Blog: Does technology deserve a sporting chance?
Leonie Barrie | 26 March 2008
Speedo’s slick new swimsuits are causing a bit of a splash in the swimming fraternity – and not just because of their revolutionary design. The LZR Racer, launched last month, has been deemed the “world's fastest” suit, but it now seems its ability to break world records is causing concern at the sport's governing body.
FINA (the Fédération Internationale de Natation) approved the $550 suit, which is made from a new, ultra-lightweight fabric and is ultrasonically welded together with panels to compress the swimmer's body into a more streamlined shape.

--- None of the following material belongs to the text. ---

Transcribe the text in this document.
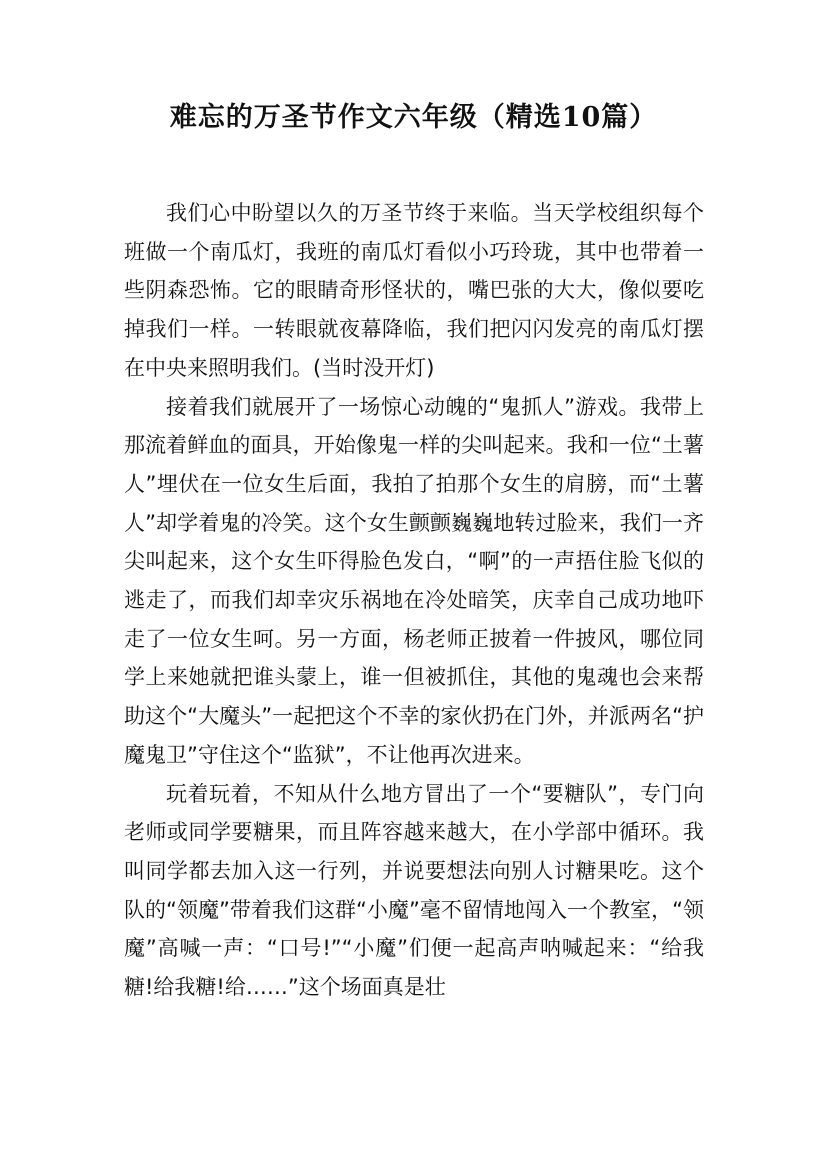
难忘的万圣节作文六年级（精选10篇）

我们心中盼望以久的万圣节终于来临。当天学校组织每个班做一个南瓜灯，我班的南瓜灯看似小巧玲珑，其中也带着一些阴森恐怖。它的眼睛奇形怪状的，嘴巴张的大大，像似要吃掉我们一样。一转眼就夜幕降临，我们把闪闪发亮的南瓜灯摆在中央来照明我们。(当时没开灯)

接着我们就展开了一场惊心动魄的“鬼抓人”游戏。我带上那流着鲜血的面具，开始像鬼一样的尖叫起来。我和一位“土薯人”埋伏在一位女生后面，我拍了拍那个女生的肩膀，而“土薯人”却学着鬼的冷笑。这个女生颤颤巍巍地转过脸来，我们一齐尖叫起来，这个女生吓得脸色发白，“啊”的一声捂住脸飞似的逃走了，而我们却幸灾乐祸地在冷处暗笑，庆幸自己成功地吓走了一位女生呵。另一方面，杨老师正披着一件披风，哪位同学上来她就把谁头蒙上，谁一但被抓住，其他的鬼魂也会来帮助这个“大魔头”一起把这个不幸的家伙扔在门外，并派两名“护魔鬼卫”守住这个“监狱”，不让他再次进来。

玩着玩着，不知从什么地方冒出了一个“要糖队”，专门向老师或同学要糖果，而且阵容越来越大，在小学部中循环。我叫同学都去加入这一行列，并说要想法向别人讨糖果吃。这个队的“领魔”带着我们这群“小魔”毫不留情地闯入一个教室，“领魔”高喊一声：“口号!”“小魔”们便一起高声呐喊起来：“给我糖!给我糖!给……”这个场面真是壮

But it now wants to discuss the thickness of the material used and its potential buoyancy issues after 12 world records were broken since mid-February.
The increasing use of suits like this has opened the debate on the uptake of technology in sporting competitions.
Ahead of the Olympic Games in Beijing this summer, it won’t just be Speedo that launches a new swimsuit – all the major manufacturers will. And similarly groundbreaking products that make runners, cyclists and speed skaters faster through advanced materials and aerodynamic considerations are sure to be unveiled too.
The Olympic Games is obviously a natural platform to showcase the latest developments in hi-tech sportswear, but the question now seems to be how far can technological advances be made without actually giving athletes ‘unfair’ advantages?
After all, if contestants can’t compete on a level playing field, then the whole ethos of sporting events like the Olympics is undermined, and making it onto the winner’s podium depends not so much on the ability of the individual athlete, but more on whether or not he or she can get hold of the best piece of kit.
Of course there has always been a progression in materials and equipment – it’s not that long ago that Lycra was seen as revolutionary. And with a split-second now making the difference between a Gold medal and no medal, perhaps it’s not surprising the race to be first shows no sign of slowing down.